O.R. : L’outil est complexe. L’amalgame doit être évité. Les termes choisis dans les questions sont importants : demander « d’évaluer » - connotation objective -, n’équivaut pas à demander de « juger » - connotation morale - ; etc. Ainsi, les deux baromètres sur la confiance – CSA et SOFRES –, pour les mêmes personnes en situation, ne donnent pas les mêmes résultats : entre la question du CSA - « confiance pour affronter les problèmes… » - et celle de la SOFRES – « confiance pour résoudre les problèmes… » -, l’écart peut être de 10 points dans les réponses au même moment, pour une même personne. Chaque baromètre délivre donc un indice, soit une information globale, assez précise qu’il ne faut pas confondre.

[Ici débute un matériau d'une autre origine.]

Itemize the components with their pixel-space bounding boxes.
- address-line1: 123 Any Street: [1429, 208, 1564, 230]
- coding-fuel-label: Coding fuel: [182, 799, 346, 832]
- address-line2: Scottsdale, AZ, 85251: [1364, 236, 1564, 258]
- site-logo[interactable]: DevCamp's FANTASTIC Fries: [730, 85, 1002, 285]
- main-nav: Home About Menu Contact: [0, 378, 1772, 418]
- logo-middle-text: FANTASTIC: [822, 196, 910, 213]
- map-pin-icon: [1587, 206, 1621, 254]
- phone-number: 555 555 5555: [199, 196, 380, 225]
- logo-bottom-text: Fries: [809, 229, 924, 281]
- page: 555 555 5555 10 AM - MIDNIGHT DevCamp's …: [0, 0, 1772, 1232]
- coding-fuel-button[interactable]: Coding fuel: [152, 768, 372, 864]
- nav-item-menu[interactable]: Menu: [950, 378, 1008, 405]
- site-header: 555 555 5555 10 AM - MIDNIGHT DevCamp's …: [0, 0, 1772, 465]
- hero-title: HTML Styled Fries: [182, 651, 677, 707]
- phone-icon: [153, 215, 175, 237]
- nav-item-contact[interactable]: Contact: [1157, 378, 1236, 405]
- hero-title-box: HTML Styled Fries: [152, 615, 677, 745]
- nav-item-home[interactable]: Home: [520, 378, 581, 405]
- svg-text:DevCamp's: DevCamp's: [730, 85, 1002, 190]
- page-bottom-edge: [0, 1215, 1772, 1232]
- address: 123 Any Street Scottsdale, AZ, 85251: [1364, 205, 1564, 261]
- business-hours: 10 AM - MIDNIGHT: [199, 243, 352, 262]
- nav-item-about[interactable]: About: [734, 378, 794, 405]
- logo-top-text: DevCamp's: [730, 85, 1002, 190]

Il faut ensuite entrer dans la complexité des sondages : pour les analystes importe la ventilation par catégories – âge, sexe, proximité partisane et surtout catégorie socio-prefessionnelle (CSP). Cette lecture affinée des enquêtes apprend toujours, sur les attitudes et comportements, mais n’a pas de rapport direct avec une actualité que l’on veut brûlante. Il faut encore prendre certaines questions plus au sérieux : la perception de la politique ou du politique, le sentiment que les dirigeants s’occupent ou non des préoccupations des français, l’intérêt pour la politique, etc., sont des indicateurs qui livrent une information riche, à interpréter dans la durée et en comparant. Il y aussi les enquêtes peu rendues publiques – 10% le sont seulement - qui sont qualitativement pertinentes. Il convient surtout de relativiser la portée des estimations de vote.